Overview

Safety and Efficacy Study to Treat Recurrent Grade 4 Malignant Brain Tumors

Status:
Completed
Trial end date:
2007-06-01
Target enrollment:
0
Participant gender:
All
Summary
Immunotoxin therapy may be effective in treating malignant glioma. Immunotoxins can locate tumor cells and kill them without harming normal cells.
Phase:
Phase 2
Accepts Healthy Volunteers?
No
Details
Lead Sponsor:
Teva Branded Pharmaceutical Products R&D, Inc.
Teva Pharmaceutical Industries
Criteria
Inclusion Criteria:

The patients must fulfill all the following criteria:

- Previous histologically-confirmed diagnosis of primary GBM (glioblastoma multiforme,
glioma grade 4 at time of first diagnosis).

- Histologically-confirmed and MRI diagnosed recurrent or progressive GBM after previous
resection (surgical or biopsy) and radiation therapy.

- Medically capable of undergoing the planned surgical gross total resection and the
catheter placement.

- Age ≥ 18.

- Karnofsky Performance Status of ≥ 70%.

- Life expectancy of ≥ 3 months.

- Patients must already be taking or begin taking corticosteroids at a stable dose of 4
mg every 6 hours for at least 72 hours prior to catheter placement.

- Patients must be capable of taking, or already taking, anticonvulsant medication.

- Patients must have read, signed, and dated an informed consent according to ICH-GCP,
the local regulatory requirement and the rules followed at each institution.

Exclusion Criteria:

Patients fulfilling any of the following criteria should not be enrolled in the study:

- Previous myelosuppressive chemotherapy within the past 4 weeks of the start of the
infusion. Patients who have received more than two chemotherapy regimens (single
therapy or combination therapy) are ineligible.

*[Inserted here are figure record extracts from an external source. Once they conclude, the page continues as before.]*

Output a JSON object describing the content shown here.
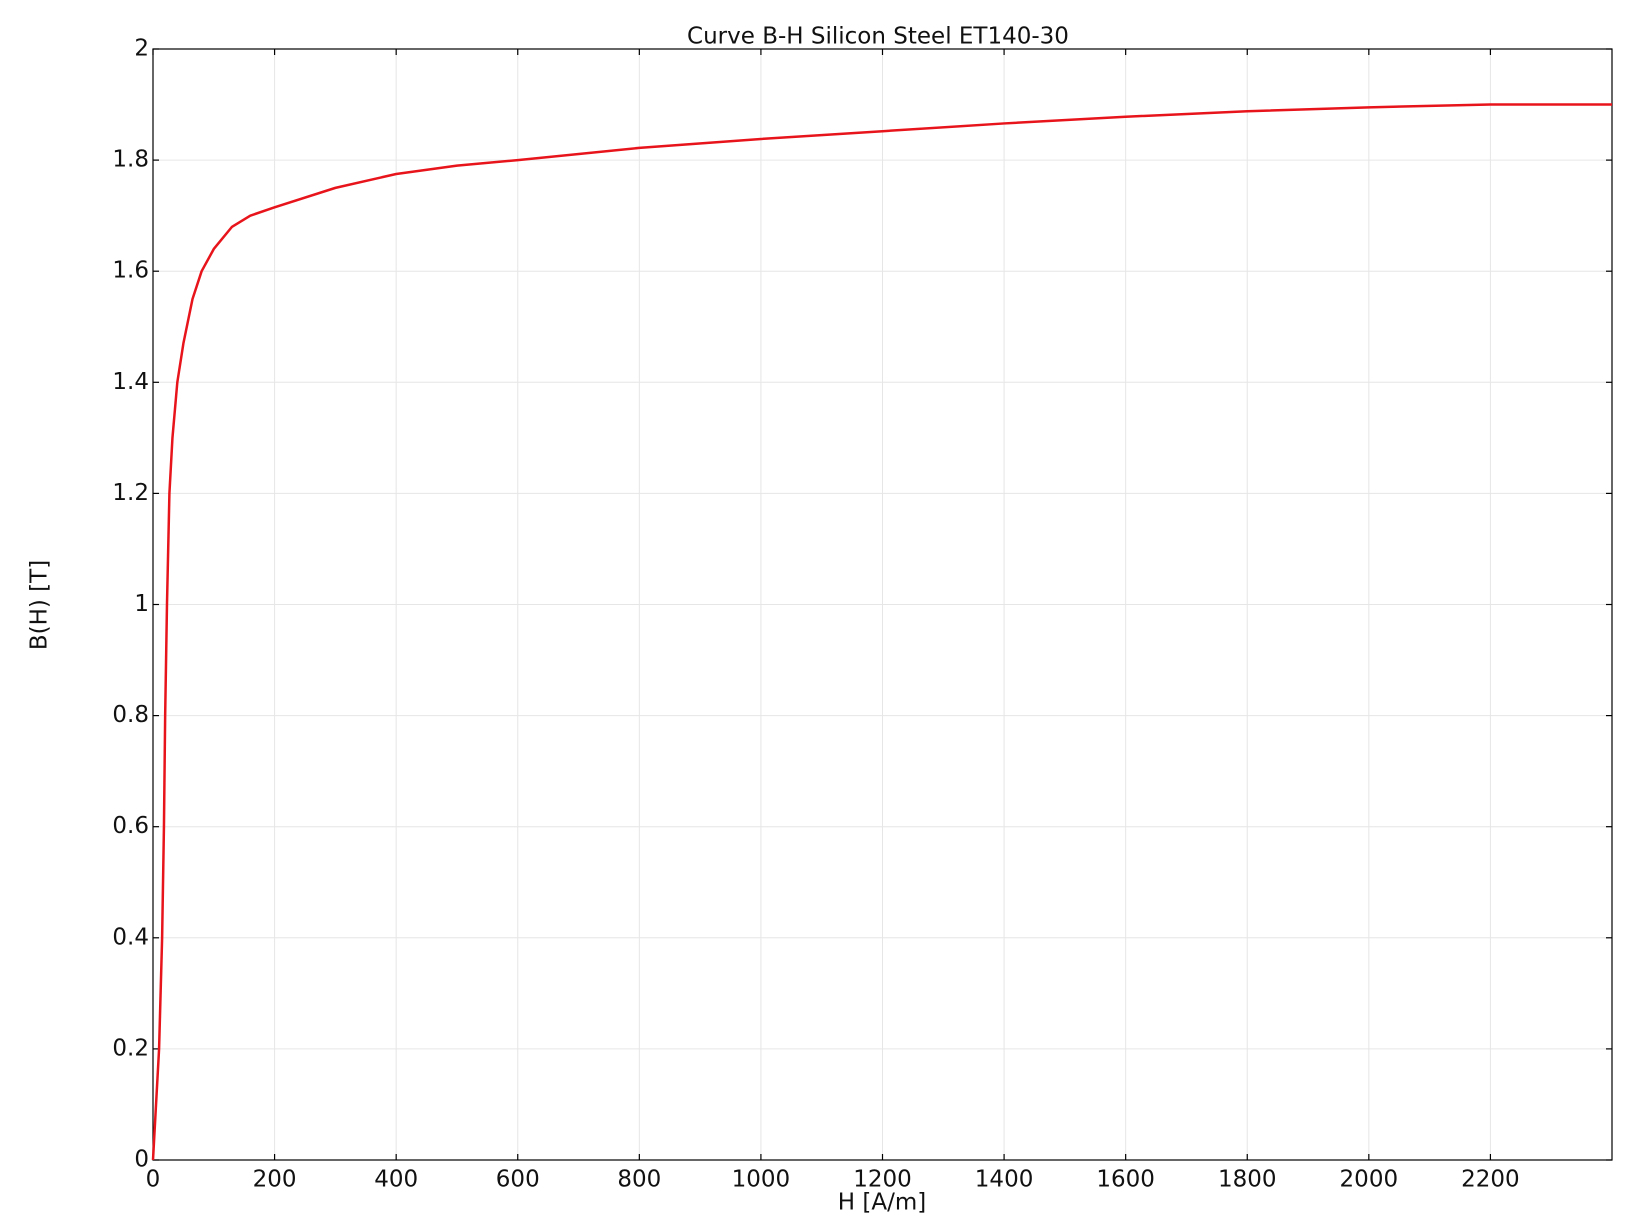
{
  "chart_data": {
    "type": "line",
    "title": "Curve B-H Silicon Steel ET140-30",
    "x_label": "H [A/m]",
    "y_label": "B(H) [T]",
    "x": [
      0,
      5,
      10,
      15,
      18,
      20,
      23,
      27,
      32,
      40,
      50,
      65,
      80,
      100,
      130,
      160,
      200,
      300,
      400,
      500,
      600,
      800,
      1000,
      1200,
      1400,
      1600,
      1800,
      2000,
      2200,
      2400
    ],
    "series": [
      {
        "color": "#e8141b",
        "values": [
          0,
          0.1,
          0.2,
          0.4,
          0.6,
          0.8,
          1.0,
          1.2,
          1.3,
          1.4,
          1.47,
          1.55,
          1.6,
          1.64,
          1.68,
          1.7,
          1.715,
          1.75,
          1.775,
          1.79,
          1.8,
          1.822,
          1.838,
          1.852,
          1.866,
          1.878,
          1.888,
          1.895,
          1.9,
          1.9
        ]
      }
    ],
    "xlim": [
      0,
      2400
    ],
    "xticks": [
      0,
      200,
      400,
      600,
      800,
      1000,
      1200,
      1400,
      1600,
      1800,
      2000,
      2200
    ],
    "ylim": [
      0,
      2
    ],
    "yticks": [
      0,
      0.2,
      0.4,
      0.6,
      0.8,
      1,
      1.2,
      1.4,
      1.6,
      1.8,
      2
    ],
    "grid": true
  }
}
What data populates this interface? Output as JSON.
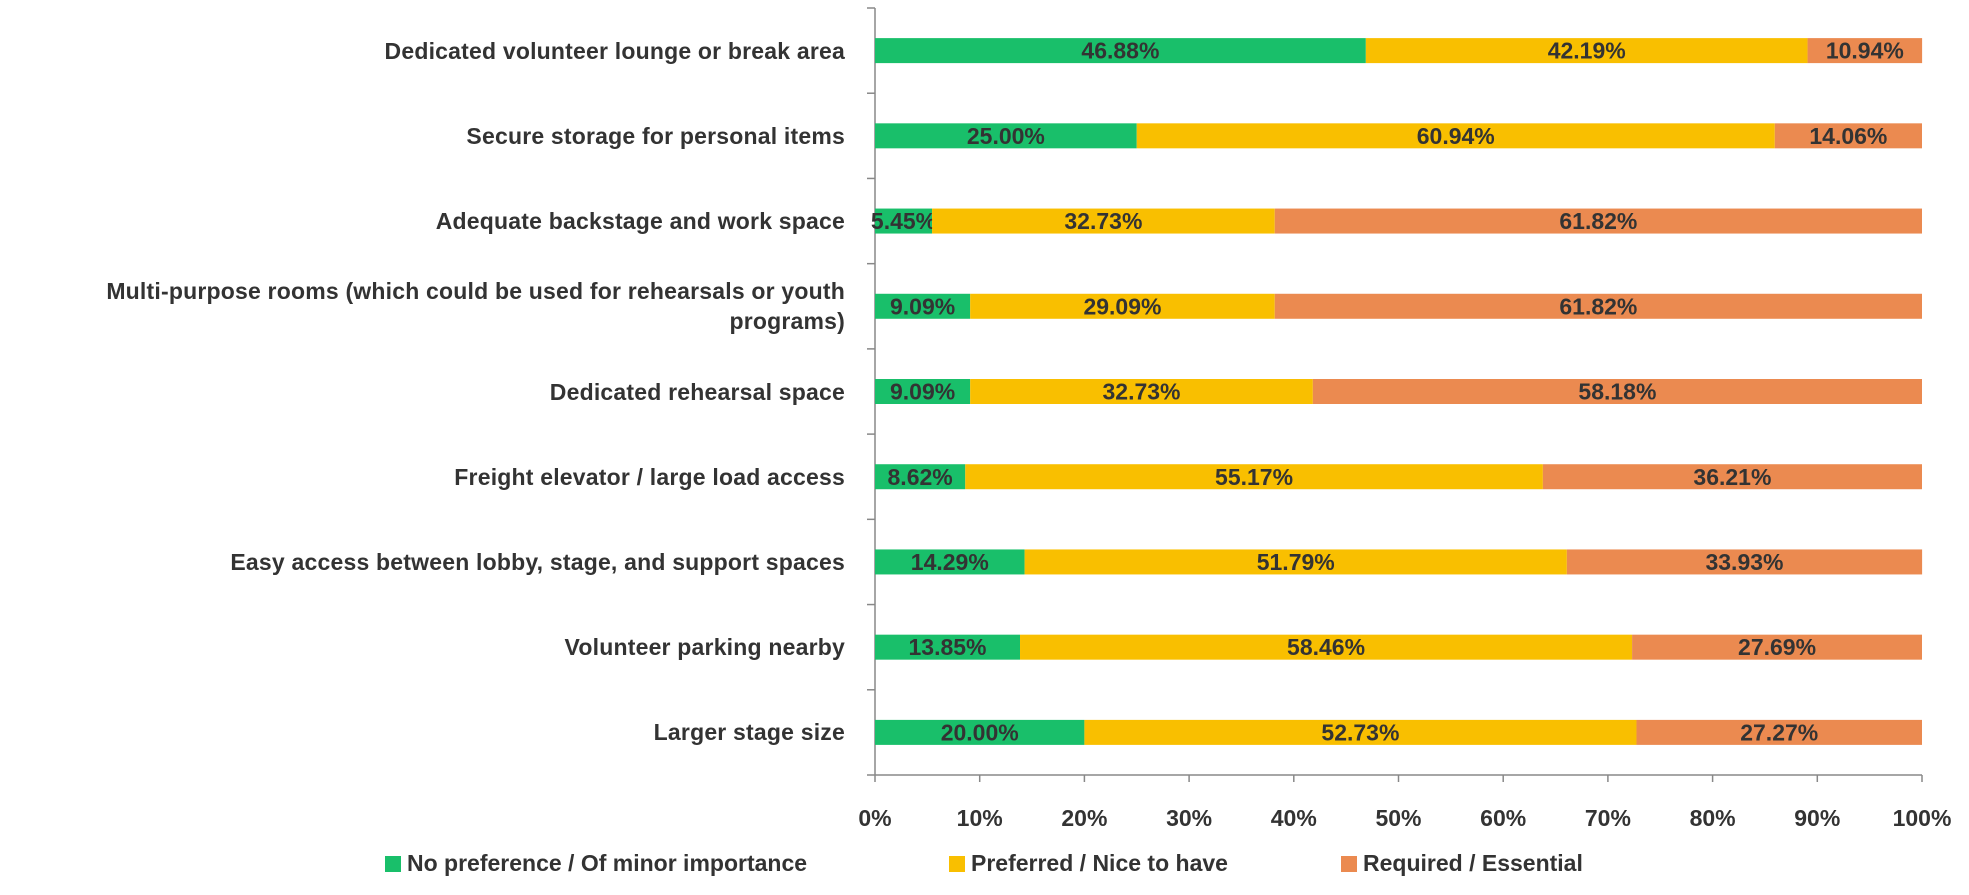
{
  "chart_data": {
    "type": "stacked_barh",
    "categories": [
      "Dedicated volunteer lounge or break area",
      "Secure storage for personal items",
      "Adequate backstage and work space",
      "Multi-purpose rooms (which could be used for rehearsals or youth programs)",
      "Dedicated rehearsal space",
      "Freight elevator / large load access",
      "Easy access between lobby, stage, and support spaces",
      "Volunteer parking nearby",
      "Larger stage size"
    ],
    "series": [
      {
        "name": "No preference / Of minor importance",
        "color": "#19bf6a",
        "values": [
          46.88,
          25.0,
          5.45,
          9.09,
          9.09,
          8.62,
          14.29,
          13.85,
          20.0
        ],
        "value_labels": [
          "46.88%",
          "25.00%",
          "5.45%",
          "9.09%",
          "9.09%",
          "8.62%",
          "14.29%",
          "13.85%",
          "20.00%"
        ]
      },
      {
        "name": "Preferred / Nice to have",
        "color": "#f9bf00",
        "values": [
          42.19,
          60.94,
          32.73,
          29.09,
          32.73,
          55.17,
          51.79,
          58.46,
          52.73
        ],
        "value_labels": [
          "42.19%",
          "60.94%",
          "32.73%",
          "29.09%",
          "32.73%",
          "55.17%",
          "51.79%",
          "58.46%",
          "52.73%"
        ]
      },
      {
        "name": "Required / Essential",
        "color": "#eb8a50",
        "values": [
          10.94,
          14.06,
          61.82,
          61.82,
          58.18,
          36.21,
          33.93,
          27.69,
          27.27
        ],
        "value_labels": [
          "10.94%",
          "14.06%",
          "61.82%",
          "61.82%",
          "58.18%",
          "36.21%",
          "33.93%",
          "27.69%",
          "27.27%"
        ]
      }
    ],
    "xlim": [
      0,
      100
    ],
    "xticks": [
      {
        "value": 0,
        "label": "0%"
      },
      {
        "value": 10,
        "label": "10%"
      },
      {
        "value": 20,
        "label": "20%"
      },
      {
        "value": 30,
        "label": "30%"
      },
      {
        "value": 40,
        "label": "40%"
      },
      {
        "value": 50,
        "label": "50%"
      },
      {
        "value": 60,
        "label": "60%"
      },
      {
        "value": 70,
        "label": "70%"
      },
      {
        "value": 80,
        "label": "80%"
      },
      {
        "value": 90,
        "label": "90%"
      },
      {
        "value": 100,
        "label": "100%"
      }
    ],
    "legend": "bottom"
  }
}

- Any form of brain radiation within 10 weeks of the start of the infusion.

- Previous gamma knife radiosurgery, stereotactic radiosurgery, and/or internal
radiotherapy, unless the recurrence/progression is histologically confirmed
(fine-needle biopsy).

- Prior intracavitary biologic response modifiers or monoclonal antibodies.

- Uncontrolled seizures.

- Bilateral or multifocal tumors.

- Evidence of cerebral uncal herniation.

- Midline brain shift on MRI scan of > 0.5 cm prior to resection; patients with
subfalcine herniation may be enrolled.

- Tumors involving the brainstem or cerebellum.

- Diffuse subependymal or CSF disease.

- Women who are pregnant or breast feeding. All women of child-bearing potential should
be excluded unless they have a negative pregnancy test and are using adequate
contraceptive measures or are surgically sterile. Post-menopausal women must be
amenorrheic for at least 12 months to be considered non-childbearing.

- Fertile males not practicing adequate contraception and whose female partners are not
using adequate contraceptive protection.

- Prior or concurrent investigational treatment within 30 days of study entry.

- Active infection requiring treatment or having an unexplained febrile illness.

- Systemic diseases or other conditions which may be associated with unacceptable
anesthetic/operative risk and/or which would not allow safe completion of this study
protocol.

- Prior or concurrent malignancy (curatively treated carcinoma-in-situ or basal cell
carcinoma or patients who have been disease free for at least 5 years are eligible).